Un pas en avant pour l'Amérique centrale
L'exposition du projet novateur conçu et produit par l'Agence espagnole de coopération au développement (AECID) touche à sa fin : l'exposition, qui se déroule simultanément dans sept lieux des deux côtés de l'Atlantique, conclut également les célébrations du bicentenaire de l'indépendance des pays d'Amérique centrale.
La Casa de América a été le lieu choisi en Espagne, ainsi que six autres centres culturels de l'AECID au Costa Rica, au Guatemala, au Salvador, au Honduras, au Nicaragua et au Panama. Avec des œuvres prêtées par les principaux musées nationaux de chaque pays, ainsi que par les auteurs eux-mêmes et des collections privées, cette exposition offre jusqu'au 6 février le panorama le plus vivant de l'art contemporain de l'une des régions du monde qui a subi le plus de turbulences au cours des deux derniers siècles.
Coordonné par les directeurs et commissaires du projet, Tamara Díaz Bringas et Ricardo Ramón Jarne, le titre de cette exposition multinationale simultanée dans sept pays et deux continents s'inspire de la phrase "Le passé est devant", par laquelle l'artiste maya Benvenuto Chavajay fait référence à la culture et à la manière de comprendre le passé et la relation avec les ancêtres.
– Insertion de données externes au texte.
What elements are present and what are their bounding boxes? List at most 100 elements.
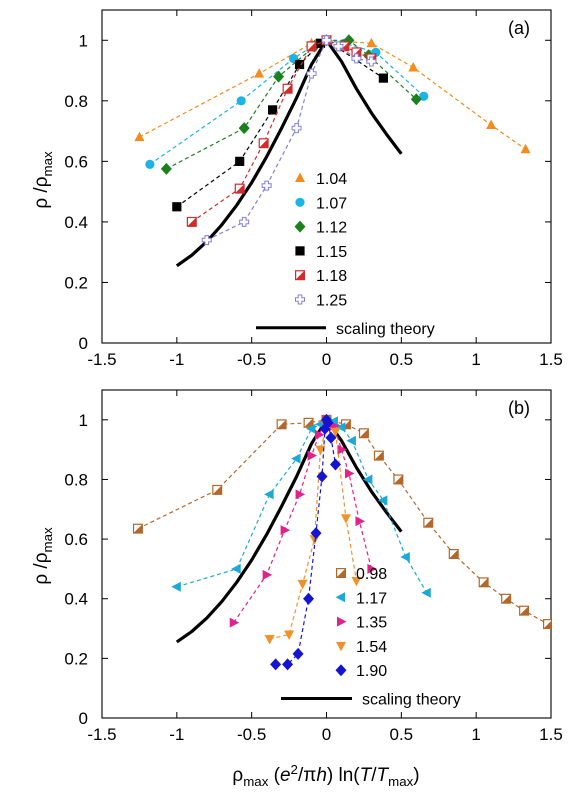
- panel-b-point-0.98: [393, 474, 404, 485]
- panel-b-x-tick-label: 0.5: [390, 725, 414, 744]
- panel-a-y-axis-title: ρ /ρmax: [31, 151, 55, 209]
- panel-b-legend-symbol-1.35: [337, 616, 347, 627]
- panel-a-point-1.04: [366, 37, 377, 48]
- panel-b-point-0.98: [519, 605, 530, 616]
- panel-a-point-1.12: [160, 162, 172, 175]
- marker-fill: [423, 518, 433, 528]
- marker-fill: [133, 524, 143, 534]
- panel-b-point-0.98: [448, 548, 459, 559]
- panel-b-legend-label-0.98: 0.98: [356, 566, 387, 583]
- panel-b-y-tick-label: 1: [79, 411, 88, 430]
- panel-b-y-tick-label: 0: [79, 709, 88, 728]
- panel-b-legend-label-1.17: 1.17: [356, 590, 387, 607]
- marker-cross: [295, 294, 305, 305]
- marker-fill: [259, 138, 269, 148]
- panel-a-point-1.25: [201, 235, 212, 246]
- marker-fill: [187, 217, 197, 227]
- panel-b-point-1.35: [280, 525, 291, 536]
- panel-b-x-tick-label: -1.5: [87, 725, 116, 744]
- marker-cross: [291, 123, 302, 134]
- panel-a-legend-label-scaling-theory: scaling theory: [336, 321, 435, 338]
- panel-b-point-1.35: [337, 444, 347, 455]
- panel-a-legend-label-1.04: 1.04: [316, 171, 347, 188]
- panel-a-legend-symbol-1.04: [295, 172, 305, 182]
- panel-b-point-1.54: [264, 634, 275, 645]
- marker-cross: [239, 216, 250, 227]
- panel-b-legend-label-scaling-theory: scaling theory: [362, 692, 461, 709]
- x-axis-title: ρmax (e2/πh) ln(T/Tmax): [232, 762, 419, 789]
- panel-a-point-1.25: [333, 41, 344, 52]
- panel-a-point-1.04: [486, 119, 497, 130]
- panel-b-legend-label-1.90: 1.90: [356, 663, 387, 680]
- panel-b-x-tick-label: 1: [471, 725, 480, 744]
- panel-a-legend-label-1.15: 1.15: [316, 244, 347, 261]
- marker-cross: [333, 41, 344, 52]
- panel-b-legend-symbol-0.98: [336, 567, 347, 578]
- panel-a-point-1.15: [172, 202, 182, 212]
- panel-b-point-1.54: [340, 514, 351, 524]
- panel-b-plot-frame: [101, 389, 552, 719]
- panel-a-series-line-1.04: [139, 39, 526, 150]
- panel-b-point-0.98: [340, 419, 351, 430]
- marker-fill: [374, 451, 384, 460]
- marker-fill: [277, 419, 286, 429]
- panel-b-point-1.90: [270, 658, 282, 671]
- panel-b-point-1.90: [329, 458, 341, 471]
- panel-a-y-tick-label: 0.4: [64, 213, 88, 232]
- panel-a-point-1.12: [273, 70, 285, 83]
- panel-b-point-1.17: [362, 474, 373, 485]
- panel-a-chart: -1.5 -1 -0.5 0 0.5 1 1.5 0 0.2 0.4 0.6 0.8 1 (a) 1.04 1…: [64, 9, 563, 369]
- panel-b-y-axis-title: ρ /ρmax: [31, 527, 55, 585]
- marker-fill: [393, 475, 403, 484]
- panel-b-point-1.90: [322, 416, 334, 429]
- panel-a-point-1.25: [351, 53, 362, 64]
- panel-a-legend-label-1.18: 1.18: [316, 268, 347, 285]
- panel-b-y-tick-label: 0.4: [64, 590, 88, 609]
- panel-b-x-tick-label: 0: [322, 725, 331, 744]
- panel-b-point-0.98: [303, 417, 314, 428]
- panel-a-point-1.25: [239, 216, 250, 227]
- panel-a-y-tick-label: 0.2: [64, 273, 88, 292]
- panel-b-plot-area: [132, 413, 551, 671]
- panel-b-point-1.35: [229, 617, 240, 628]
- panel-b-point-1.35: [295, 489, 306, 500]
- panel-b-point-1.17: [264, 489, 274, 500]
- panel-b-series-line-1.54: [269, 424, 357, 640]
- panel-b-x-tick-label: 1.5: [539, 725, 563, 744]
- panel-b-point-1.35: [262, 569, 273, 580]
- panel-a-point-1.04: [520, 143, 531, 154]
- panel-a-legend-symbol-1.07: [295, 197, 305, 207]
- panel-b-point-1.17: [346, 435, 356, 446]
- panel-a-point-1.12: [238, 122, 250, 135]
- panel-a-point-1.18: [186, 216, 197, 227]
- marker-cross: [201, 235, 212, 246]
- panel-b-point-1.35: [355, 516, 365, 527]
- panel-a-legend-label-1.07: 1.07: [316, 195, 347, 212]
- panel-b-point-1.54: [315, 445, 326, 456]
- marker-fill: [359, 428, 369, 438]
- marker-fill: [519, 606, 529, 616]
- panel-a-y-tick-label: 0: [79, 334, 88, 353]
- panel-b-point-0.98: [478, 577, 489, 588]
- panel-b-point-1.17: [400, 551, 410, 562]
- panel-b-point-1.35: [344, 468, 355, 479]
- panel-b-point-1.35: [307, 450, 318, 461]
- panel-a-point-1.18: [258, 138, 269, 149]
- panel-b-point-1.17: [291, 453, 301, 464]
- panel-b-point-1.90: [292, 647, 304, 660]
- panel-b-point-1.54: [297, 579, 308, 590]
- panel-b-point-0.98: [358, 428, 369, 439]
- panel-b-point-1.17: [377, 495, 388, 506]
- panel-a-x-tick-label: 0: [322, 350, 331, 369]
- panel-a-point-1.07: [419, 91, 429, 101]
- marker-fill: [307, 41, 316, 51]
- panel-b-legend-symbol-1.17: [335, 592, 345, 603]
- marker-fill: [283, 84, 292, 94]
- panel-b-point-0.98: [212, 484, 223, 495]
- panel-a-legend-symbol-1.15: [295, 246, 305, 256]
- panel-b-point-1.90: [282, 658, 294, 671]
- panel-a-point-1.25: [306, 68, 317, 79]
- panel-a-point-1.04: [254, 68, 265, 78]
- marker-fill: [479, 577, 489, 587]
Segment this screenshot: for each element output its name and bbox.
Il y a, à Casa América, son œuvre El retorno de la silla, dessinée sur le dos d'un Guatémaltèque contemporain, en référence à la rébellion en 1820 d'Atanasio Tzul et Lukas Akiral. C'était alors un cri indigène contre les taxes vice-royales, ravivé presque deux cents ans plus tard, en 2012, lorsqu'une marche indigène, également à Totonicapán, a été réprimée dans le sang et le feu pour s'être opposée à l'augmentation des tarifs d'électricité.
Dans les œuvres exposées, on trouve des fictions, de l'invention ou de l'imagination politique, mais aussi des moyens concrets de maintenir la vie en commun. D'où l'utilisation de matériaux (ou de leurs représentations) tels que la terre, l'eau, les graines ou des fluides tels que le sang ou le lait. Rolando Castellón, par exemple, travaille l'argile depuis 1981, selon une éthique et une écologie qu'il rattache aux cultures amérindiennes.
La terre est également le matériau avec lequel plusieurs artistes travaillent et la base de pratiques ancestrales comme la géophagie, qu'Adán Vallecillo capture dans des photographies qu'il imprime sur du papier coton. L'auteur décrit la géophagie comme une pratique de résistance culturelle, qui est pourtant honnie par le pseudo-humanisme occidental, qui la présente comme une conséquence de la faim et de la pauvreté. Contrairement à une telle vision paternaliste, ce processus de production et de consommation de "biscuits de terre" est très complexe et enraciné dans des rituels ancestraux, qui renvoient à des liens spirituels profonds avec le territoire.
D'autres formes ou imaginaires de guérison sont convoqués dans cette exposition, de certains rituels, récits ou mots, à certains silences ou évasions. En l'absence du terme "art" dans sa langue, Benvenuto Chavajay conçoit son travail comme une sorte de "guérisseur" de la blessure coloniale.
Le passé en avant interroge la colonialité et sa persistance dans l'attribution inégale de valeur à certaines connaissances, modes d'organisation, relations ou spiritualité. Dans les œuvres et dans leurs tensions, des pratiques non extractives de relation à la nature et aux autres êtres vivants prennent forme ou désirent.
L'installation Tres hermanas de Lucía Madriz, composée de maïs vert, de maïs jaune, de haricots rouges, noirs et blancs, de graines de citrouille et de terre, est particulièrement illustrative à cet égard. Les trois sœurs est le nom donné à la façon dont la milpa est cultivée en Mésoamérique depuis l'époque préhispanique. Madriz veut y représenter que l'agriculture n'est pas seulement une activité nécessaire à la survie mais aussi un héritage culturel de manières de faire et de voir le monde, une partie intégrante de ce que nous sommes.
En plus de ceux mentionnés ci-dessus, d'autres auteurs tels que Ángel Poyón, Héctor Burke, Donna Conlon, Christian Salablanca, Patricia Belli, Guadalupe Maravilla, Natalia Dominguez et Simón Vega, composent cette exposition, attentive et engagée dans les questions idéologiques, politiques et sociales de notre époque.